---
name: glm-coding
description: This skill provides specialized knowledge for integrating and using GLM-4.7 Coding Plan API (智谱编程套餐). Use this skill when working with GLM-4.7 for prompt optimization, code generation, or technical documentation tasks. GLM-4.7 uses a unique response format with reasoning_content field and requires special endpoint handling.
---

# GLM-4.7 Coding Plan Integration

This skill provides specialized knowledge for integrating and using GLM-4.7 Coding Plan API (智谱编程套餐) from Zhipu AI (智谱AI).

## Purpose

GLM-4.7 Coding Plan is a specialized OpenAI-compatible API designed for programming and code-related tasks.
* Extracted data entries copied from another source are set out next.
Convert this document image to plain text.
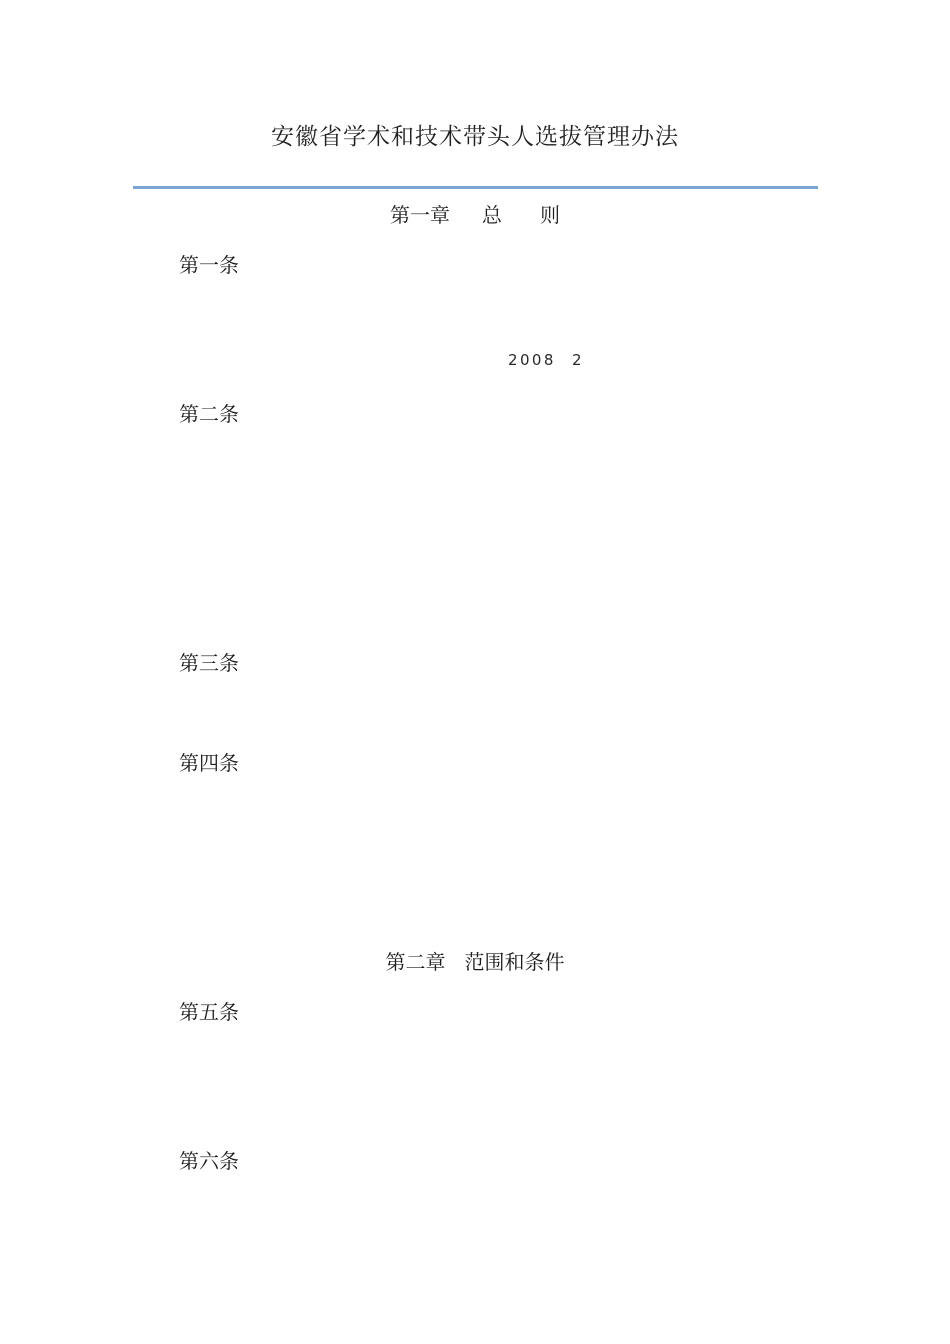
安徽省学术和技术带头人选拔管理办法
第一章     总      则
第一条
2008 2
第二条
第三条
第四条
第二章   范围和条件
第五条
第六条
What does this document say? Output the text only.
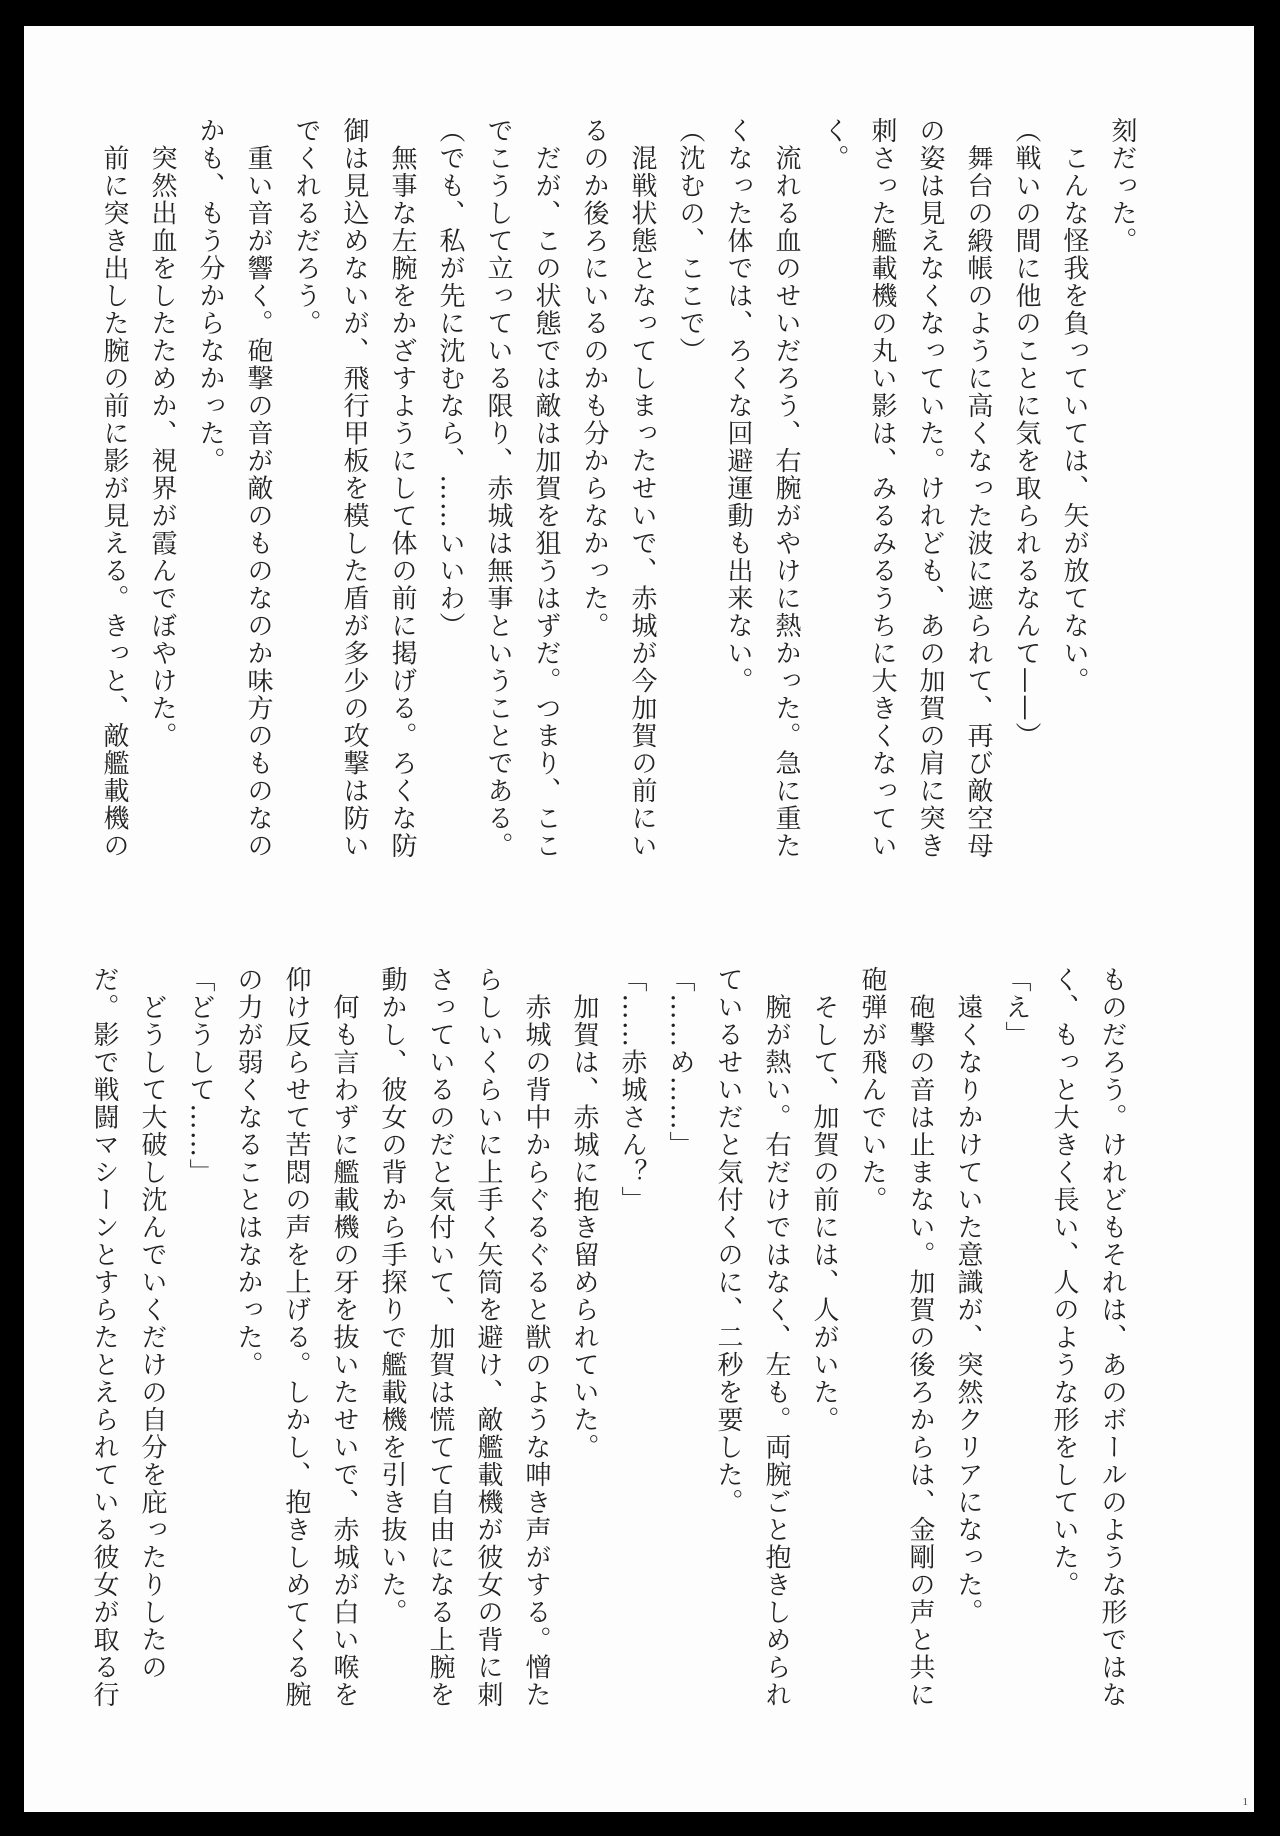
刻だった。
　こんな怪我を負っていては、矢が放てない。
（戦いの間に他のことに気を取られるなんて——）
　舞台の緞帳のように高くなった波に遮られて、再び敵空母
の姿は見えなくなっていた。けれども、あの加賀の肩に突き
刺さった艦載機の丸い影は、みるみるうちに大きくなってい
く。
　流れる血のせいだろう、右腕がやけに熱かった。急に重た
くなった体では、ろくな回避運動も出来ない。
（沈むの、ここで）
　混戦状態となってしまったせいで、赤城が今加賀の前にい
るのか後ろにいるのかも分からなかった。
　だが、この状態では敵は加賀を狙うはずだ。つまり、ここ
でこうして立っている限り、赤城は無事ということである。
（でも、私が先に沈むなら、……いいわ）
　無事な左腕をかざすようにして体の前に掲げる。ろくな防
御は見込めないが、飛行甲板を模した盾が多少の攻撃は防い
でくれるだろう。
　重い音が響く。砲撃の音が敵のものなのか味方のものなの
かも、もう分からなかった。
　突然出血をしたためか、視界が霞んでぼやけた。
　前に突き出した腕の前に影が見える。きっと、敵艦載機の
ものだろう。けれどもそれは、あのボールのような形ではな
く、もっと大きく長い、人のような形をしていた。
「え」
　遠くなりかけていた意識が、突然クリアになった。
　砲撃の音は止まない。加賀の後ろからは、金剛の声と共に
砲弾が飛んでいた。
　そして、加賀の前には、人がいた。
　腕が熱い。右だけではなく、左も。両腕ごと抱きしめられ
ているせいだと気付くのに、二秒を要した。
「……め……」
「……赤城さん？」
　加賀は、赤城に抱き留められていた。
　赤城の背中からぐるぐると獣のような呻き声がする。憎た
らしいくらいに上手く矢筒を避け、敵艦載機が彼女の背に刺
さっているのだと気付いて、加賀は慌てて自由になる上腕を
動かし、彼女の背から手探りで艦載機を引き抜いた。
　何も言わずに艦載機の牙を抜いたせいで、赤城が白い喉を
仰け反らせて苦悶の声を上げる。しかし、抱きしめてくる腕
の力が弱くなることはなかった。
「どうして……」
　どうして大破し沈んでいくだけの自分を庇ったりしたの
だ。影で戦闘マシーンとすらたとえられている彼女が取る行
1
This skill covers:
- API integration with correct endpoint format
- Response format handling (`reasoning_content` vs `content`)
- Performance characteristics and optimization strategies
- Best practices for prompt optimization

## When to Use This Skill

Use this skill when:
- Integrating GLM-4.7 Coding Plan API into applications
- Troubleshooting GLM API connection or response issues
- Optimizing prompts for video generation or other tasks
- Comparing GLM with other AI providers (DeepSeek, etc.)

## API Integration

### Endpoint Format (⚠️ Critical Difference)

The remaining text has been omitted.